Christian C. Starck:
How are the key Finnish market interest rates determined? (pp. 39–47)


Finnish money markets have undergone profound changes in recent years. In particular, the transition to a more market oriented system has changed the way domestic interest rates are formed. This paper presents and quantifies one way of describing the structure and main linkages of the current setting. Key elements of the model are the dependence of the domestic market interest rates on the foreign interest rate, an explicit formulation of the dependence of the domestic short-term market interest rate on purely domestic factors, and explicit considerations of various institutional features of the domestic money market. Empirical evidence on the formation of the domestic short-term and long-term market interest rates as well as short-term and long-term lending rates is presented, and the results are broadly consistent with the theoretical structure of the model.

Pentti Forsman and Tarja Heinonen:
Dynamic models of the roundwood market in Finland (pp. 48–54)


We contribute to the discussion of the reasons why the supply of roundwood has lagged behind the growth of forests since the early I970s. Our dynamic models of the roundwood market provide some evidence that the very low level of the real interest rate is an important reason for the sluggishness of fellings in private forests.

Seppo Laaksonen:
Use of panel data in applications of income dynamics (pp. 55–64)


By using panel data, the paper aims to (1) describe changes in the income of households and to (2) present an econometric model for explaining short-term changes in income. The data are derived from the income distribution statistics compiled by the Central Statistical Office of Finland. The panel feature has been a part of the statistics since 1982. According to the results, the income of households varies considerably from year to year. The explanatory power of the econometric model was satisfactory. The income level of the previous year turned out to be the best regressor: the panel data show that income differences level out regardless of what cross-section data may indicate.

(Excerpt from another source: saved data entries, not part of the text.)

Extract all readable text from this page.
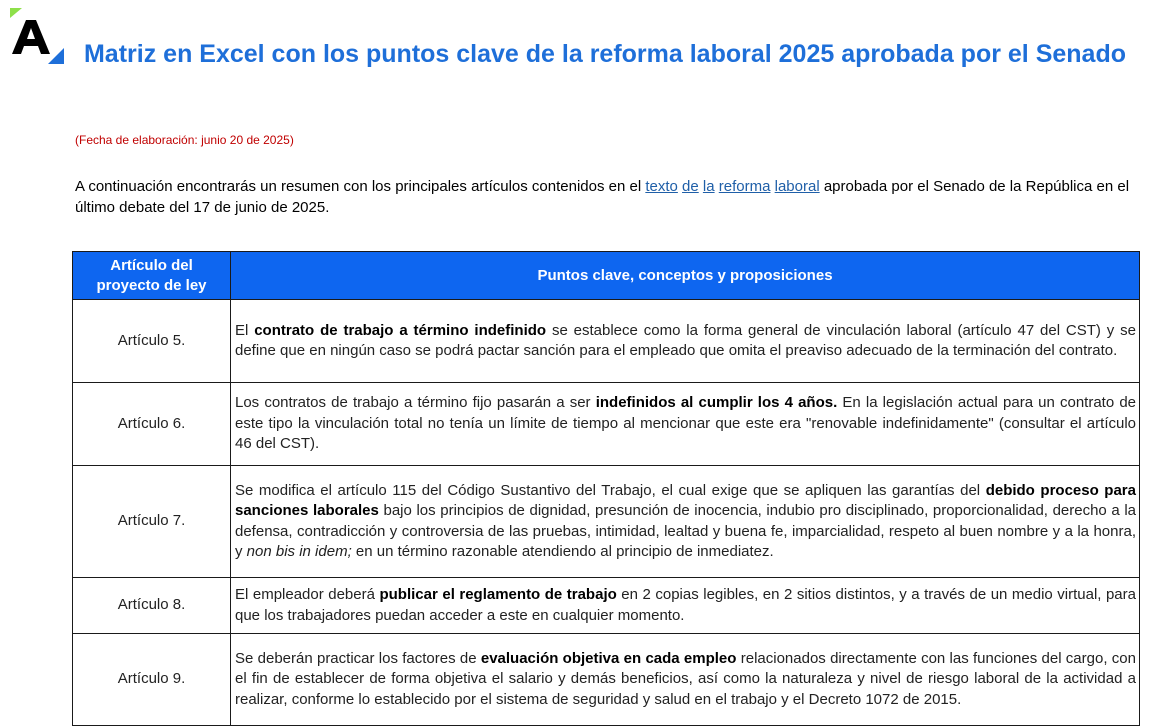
Matriz en Excel con los puntos clave de la reforma laboral 2025 aprobada por el Senado
(Fecha de elaboración: junio 20 de 2025)

A continuación encontrarás un resumen con los principales artículos contenidos en el texto de la reforma laboral aprobada por el Senado de la República en el último debate del 17 de junio de 2025.

Artículo del proyecto de ley	Puntos clave, conceptos y proposiciones
Artículo 5.	El contrato de trabajo a término indefinido se establece como la forma general de vinculación laboral (artículo 47 del CST) y se define que en ningún caso se podrá pactar sanción para el empleado que omita el preaviso adecuado de la terminación del contrato.
Artículo 6.	Los contratos de trabajo a término fijo pasarán a ser indefinidos al cumplir los 4 años. En la legislación actual para un contrato de este tipo la vinculación total no tenía un límite de tiempo al mencionar que este era "renovable indefinidamente" (consultar el artículo 46 del CST).
Artículo 7.	Se modifica el artículo 115 del Código Sustantivo del Trabajo, el cual exige que se apliquen las garantías del debido proceso para sanciones laborales bajo los principios de dignidad, presunción de inocencia, indubio pro disciplinado, proporcionalidad, derecho a la defensa, contradicción y controversia de las pruebas, intimidad, lealtad y buena fe, imparcialidad, respeto al buen nombre y a la honra, y non bis in idem; en un término razonable atendiendo al principio de inmediatez.
Artículo 8.	El empleador deberá publicar el reglamento de trabajo en 2 copias legibles, en 2 sitios distintos, y a través de un medio virtual, para que los trabajadores puedan acceder a este en cualquier momento.
Artículo 9.	Se deberán practicar los factores de evaluación objetiva en cada empleo relacionados directamente con las funciones del cargo, con el fin de establecer de forma objetiva el salario y demás beneficios, así como la naturaleza y nivel de riesgo laboral de la actividad a realizar, conforme lo establecido por el sistema de seguridad y salud en el trabajo y el Decreto 1072 de 2015.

The next best regressors turned out to be changes in the socio-economic status and the composition of the household.

On the basis of the results, use of panel data can be recommended for research on income and on other applications ofeconomics. In the present study, the duration of the panel was only one year, which is why the application of the data is more limited than would be the case with longer panels. Long panels, on the other hand, suffer from a reduction in data due to nonresponse and overcoverage.

Outi Aarnio:
On the effects of duration on Finnish unemployment (pp. 65–81)


The overall exit rate from unemployment conditional on duration of unemployment is often shown to be downward sloping. This can be result of a) individual heterogeneity, i.e. some individuals have initially fewer chances finding of job than others or b) negative state-dependence. i.e. unemployment experience worsens individual exit probability from unemployment. This paper provides a test based on time series behaviour to exclude the pure heterogeneity hypothesis. We also apply the test on Finnish data and find support for rejecting pure heterogeneity in favour of some negative state-dependence effects.

Martti Vihanto:
The Austrian theory of price: an example (pp. 82–94)


This paper introduces a simple example for teaching the Austrian theory of price to undergraduate students. It is argued that market prices serve a social function, because plan discoordinations manifest themselves as discrepancies in prices. When plans can be freely expressed in terms of the same commodity (money), the quantities of this commodity (prices) can be compared with each other, and discrepancies between the plans (price differentials) can be perceived with relative ease by entrepreneurs. Traditionally, many economists have failed to understand that the function of market prices is more than merely summarizing market information.